In the opening number Glinda, who we know as the good witch, announces the death of the "Wicked Witch" and it's the youthful story of Elphaba - the green and ostracised - that the first half explores.
The lead roles (made famous by Idina Menzel and Kristin Chenoweth) are played by Nikki Davis-Jones and Emily Tierney respectively, who both bring youthful exuberance and frighteningly impressive stage presence.
Tierney has a flair for visual and physical comedy and is a complete scene stealer in the fabulously tongue-in-cheek Popular.
Davis-Jones, however, is (quite literally, as you'll see) a grower: The Wizard and I starts out tentatively, while I'm Not That Girl is a more thoughtful interpretation, exposing Elphaba's deep-rooted vulnerability.
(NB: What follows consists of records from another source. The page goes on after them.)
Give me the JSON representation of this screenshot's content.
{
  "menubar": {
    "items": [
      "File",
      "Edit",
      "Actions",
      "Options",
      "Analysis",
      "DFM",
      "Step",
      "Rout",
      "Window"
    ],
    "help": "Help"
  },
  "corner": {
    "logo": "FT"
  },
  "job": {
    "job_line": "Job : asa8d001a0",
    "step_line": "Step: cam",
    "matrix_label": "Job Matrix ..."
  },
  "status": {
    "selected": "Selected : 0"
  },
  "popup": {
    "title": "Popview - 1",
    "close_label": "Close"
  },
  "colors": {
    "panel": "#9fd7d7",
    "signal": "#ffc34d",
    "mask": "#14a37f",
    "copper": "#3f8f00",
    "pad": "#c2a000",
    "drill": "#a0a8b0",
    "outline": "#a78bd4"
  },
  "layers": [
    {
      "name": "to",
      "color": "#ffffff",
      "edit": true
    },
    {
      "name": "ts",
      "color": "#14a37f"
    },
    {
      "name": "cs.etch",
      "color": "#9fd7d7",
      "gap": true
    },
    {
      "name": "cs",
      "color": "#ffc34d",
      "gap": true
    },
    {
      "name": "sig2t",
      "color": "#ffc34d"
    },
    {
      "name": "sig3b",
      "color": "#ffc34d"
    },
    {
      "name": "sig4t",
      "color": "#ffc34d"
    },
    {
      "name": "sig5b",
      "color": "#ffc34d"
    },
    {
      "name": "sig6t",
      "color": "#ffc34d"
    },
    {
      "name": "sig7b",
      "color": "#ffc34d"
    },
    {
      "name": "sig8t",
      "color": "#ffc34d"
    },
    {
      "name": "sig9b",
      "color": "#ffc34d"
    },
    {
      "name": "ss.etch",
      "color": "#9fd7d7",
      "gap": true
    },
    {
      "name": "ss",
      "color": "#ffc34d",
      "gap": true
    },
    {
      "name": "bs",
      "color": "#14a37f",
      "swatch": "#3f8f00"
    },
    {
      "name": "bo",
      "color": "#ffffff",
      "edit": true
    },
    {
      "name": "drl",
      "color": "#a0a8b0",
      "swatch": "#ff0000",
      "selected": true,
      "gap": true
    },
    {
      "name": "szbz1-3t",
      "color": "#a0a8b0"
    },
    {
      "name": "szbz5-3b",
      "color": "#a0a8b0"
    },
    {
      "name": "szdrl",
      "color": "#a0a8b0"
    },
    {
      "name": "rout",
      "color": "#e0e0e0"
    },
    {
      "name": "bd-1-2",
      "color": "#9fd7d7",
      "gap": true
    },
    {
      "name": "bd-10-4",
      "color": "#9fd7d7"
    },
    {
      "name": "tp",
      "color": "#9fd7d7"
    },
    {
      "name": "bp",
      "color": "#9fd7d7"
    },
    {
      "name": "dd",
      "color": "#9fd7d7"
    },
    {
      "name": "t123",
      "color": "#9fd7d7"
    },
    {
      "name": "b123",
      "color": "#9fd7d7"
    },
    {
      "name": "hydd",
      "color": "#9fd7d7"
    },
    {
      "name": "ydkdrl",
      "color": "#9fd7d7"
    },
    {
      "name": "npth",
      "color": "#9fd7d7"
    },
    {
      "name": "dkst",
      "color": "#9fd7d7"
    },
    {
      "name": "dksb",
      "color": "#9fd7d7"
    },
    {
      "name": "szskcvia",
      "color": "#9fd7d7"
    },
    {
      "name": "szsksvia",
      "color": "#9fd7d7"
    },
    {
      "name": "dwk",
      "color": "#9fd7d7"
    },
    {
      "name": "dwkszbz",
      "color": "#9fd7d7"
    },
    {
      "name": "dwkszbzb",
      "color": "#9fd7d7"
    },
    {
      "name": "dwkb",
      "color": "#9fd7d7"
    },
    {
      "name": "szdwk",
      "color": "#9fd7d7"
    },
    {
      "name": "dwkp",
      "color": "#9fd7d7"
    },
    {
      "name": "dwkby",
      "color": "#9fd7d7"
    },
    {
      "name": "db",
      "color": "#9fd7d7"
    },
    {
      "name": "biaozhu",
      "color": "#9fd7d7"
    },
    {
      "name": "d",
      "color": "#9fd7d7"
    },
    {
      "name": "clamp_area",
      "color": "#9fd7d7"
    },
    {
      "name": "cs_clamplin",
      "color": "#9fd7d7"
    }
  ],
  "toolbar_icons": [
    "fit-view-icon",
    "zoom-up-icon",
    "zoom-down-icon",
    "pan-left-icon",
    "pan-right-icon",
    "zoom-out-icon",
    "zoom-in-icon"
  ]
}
Defying Gravity is the turning point when the boundaries between good and evil are blurred for good and childhood beliefs about Frank L. Baum's "merry" tale are cleverly subverted - for good.
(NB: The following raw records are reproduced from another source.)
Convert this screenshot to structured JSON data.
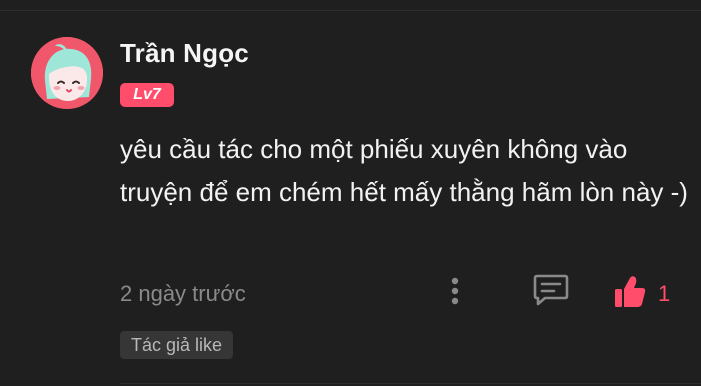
{
  "comment": {
    "author_name": "Trần Ngọc",
    "level": "Lv7",
    "text": "yêu cầu tác cho một phiếu xuyên không vào truyện để em chém hết mấy thằng hãm lòn này -)",
    "timestamp": "2 ngày trước",
    "like_count": "1",
    "author_liked_label": "Tác giả like"
  },
  "colors": {
    "background": "#1f1f1f",
    "accent": "#ff4d6b",
    "muted_text": "#8a8a8a",
    "avatar_bg": "#f0576a",
    "avatar_hair": "#9ee6d8"
  },
  "icons": {
    "more": "more-vertical-icon",
    "reply": "comment-bubble-icon",
    "like": "thumbs-up-icon"
  }
}
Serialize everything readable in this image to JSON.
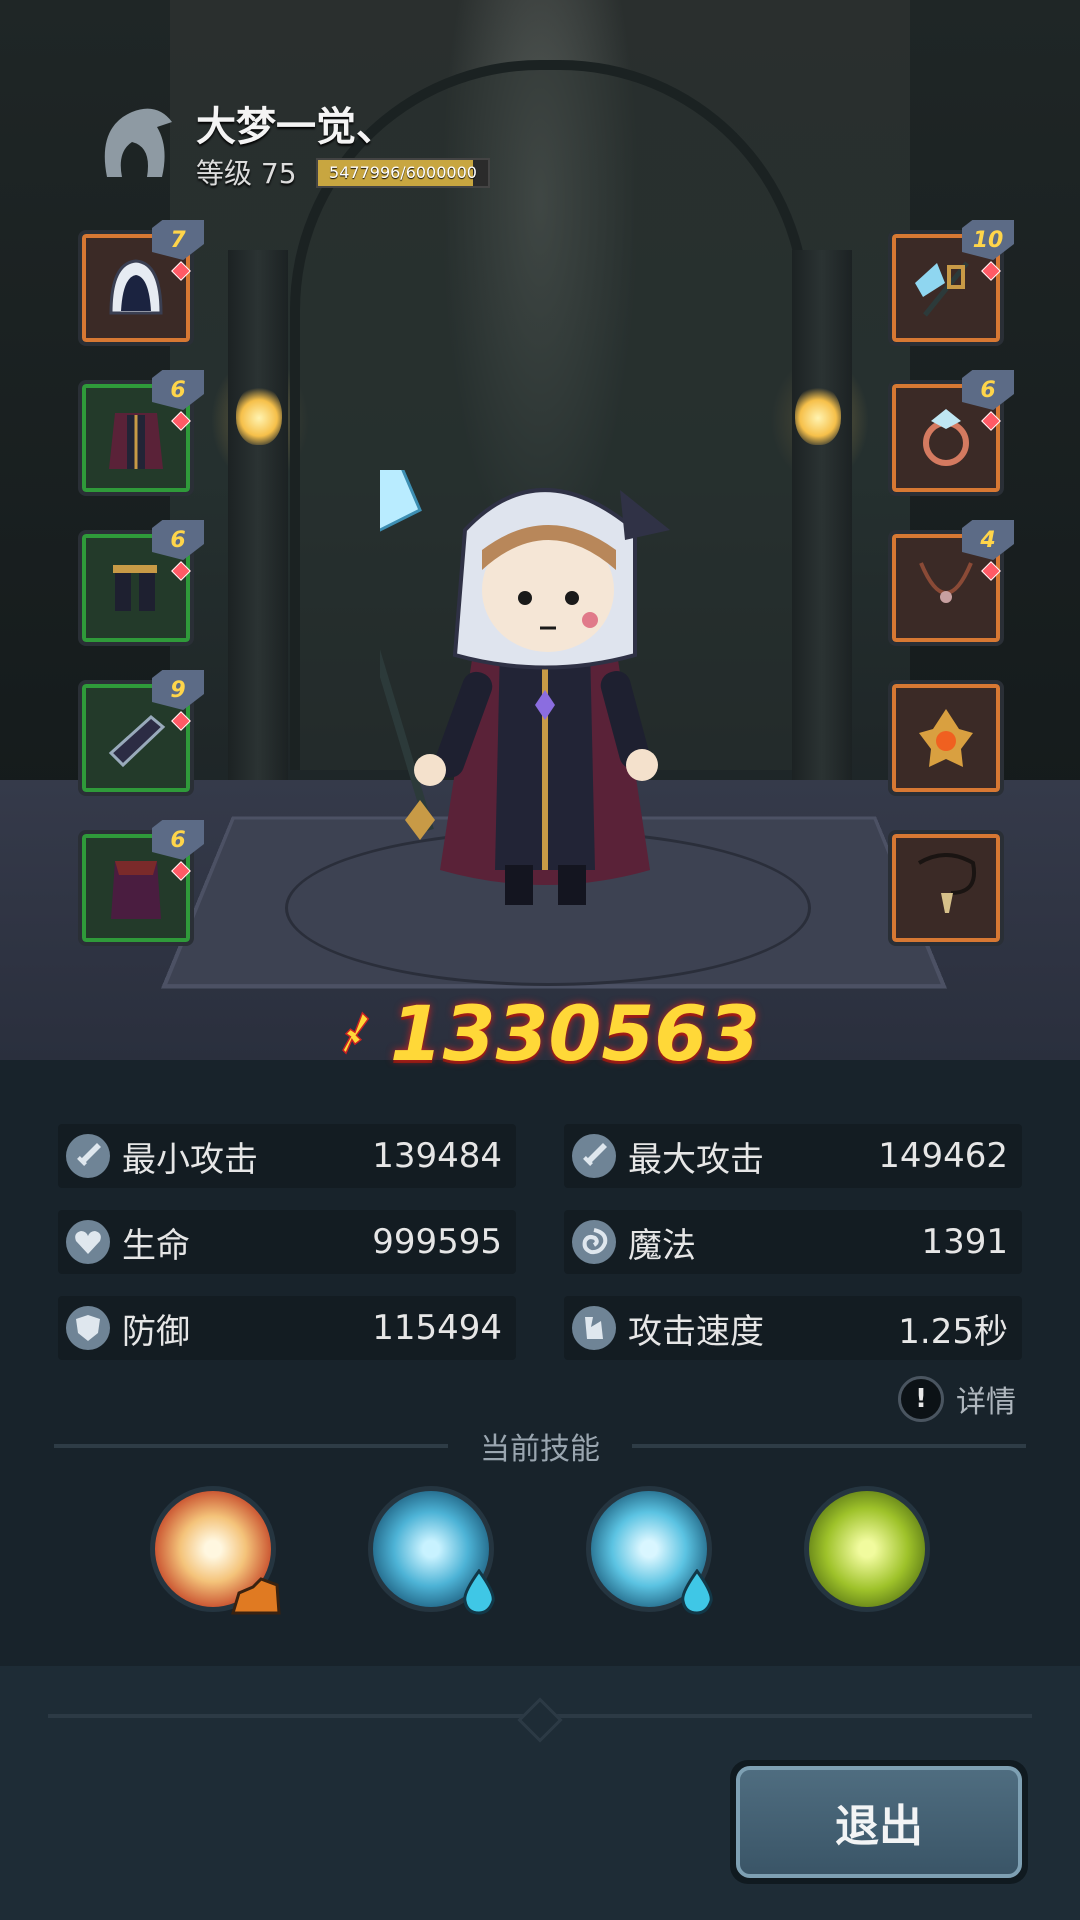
{
  "player": {
    "name": "大梦一觉、",
    "level_label": "等级 75",
    "exp_text": "5477996/6000000",
    "exp_fraction": 0.913
  },
  "equipment": {
    "left": [
      {
        "slot": "hood",
        "level": "7",
        "color": "orange"
      },
      {
        "slot": "robe",
        "level": "6",
        "color": "green"
      },
      {
        "slot": "boots",
        "level": "6",
        "color": "green"
      },
      {
        "slot": "bracer",
        "level": "9",
        "color": "green"
      },
      {
        "slot": "cape",
        "level": "6",
        "color": "green"
      }
    ],
    "right": [
      {
        "slot": "staff",
        "level": "10",
        "color": "orange"
      },
      {
        "slot": "ring",
        "level": "6",
        "color": "orange"
      },
      {
        "slot": "necklace",
        "level": "4",
        "color": "orange"
      },
      {
        "slot": "relic",
        "level": "",
        "color": "orange"
      },
      {
        "slot": "amulet",
        "level": "",
        "color": "orange"
      }
    ]
  },
  "combat_power": "1330563",
  "stats": {
    "min_attack": {
      "label": "最小攻击",
      "value": "139484",
      "icon": "sword-icon"
    },
    "max_attack": {
      "label": "最大攻击",
      "value": "149462",
      "icon": "sword-icon"
    },
    "hp": {
      "label": "生命",
      "value": "999595",
      "icon": "heart-icon"
    },
    "mp": {
      "label": "魔法",
      "value": "1391",
      "icon": "magic-icon"
    },
    "defense": {
      "label": "防御",
      "value": "115494",
      "icon": "shield-icon"
    },
    "attack_speed": {
      "label": "攻击速度",
      "value": "1.25秒",
      "icon": "speed-icon"
    }
  },
  "details_label": "详情",
  "skills_title": "当前技能",
  "skills": [
    {
      "name": "explosion-skill",
      "element": "earth"
    },
    {
      "name": "ice-shards-skill",
      "element": "water"
    },
    {
      "name": "ice-spikes-skill",
      "element": "water"
    },
    {
      "name": "poison-bubbles-skill",
      "element": "none"
    }
  ],
  "exit_label": "退出",
  "colors": {
    "power": "#ffd838",
    "slot_orange": "#d77833",
    "slot_green": "#2f9a3a",
    "exit_button": "#4f6d80"
  }
}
This re-imagining also explains the origins of the Lion, the Tin Man and the Scarecrow, while redefining the relationship between the three witches.
The ensemble and supporting cast are in fine fettle, with deserving nods for Marilyn Cutt's Madame Morrible and Dale Rapley's Wizard, especially his temptingly vaudeville meets Broadway rendition of Wonderful.
No Good Deed and For Good give the second act the wow factor too, after the worryingly building grotesqueness of the citizens of Emerald Oz.
Flying monkeys, roaring dragons, bubbles and broomsticks are coupled with so many in-jokes, you'll be reaching for your 1939 copy of The Wizard of Oz before you can say lions and tigers and bears. Oh my.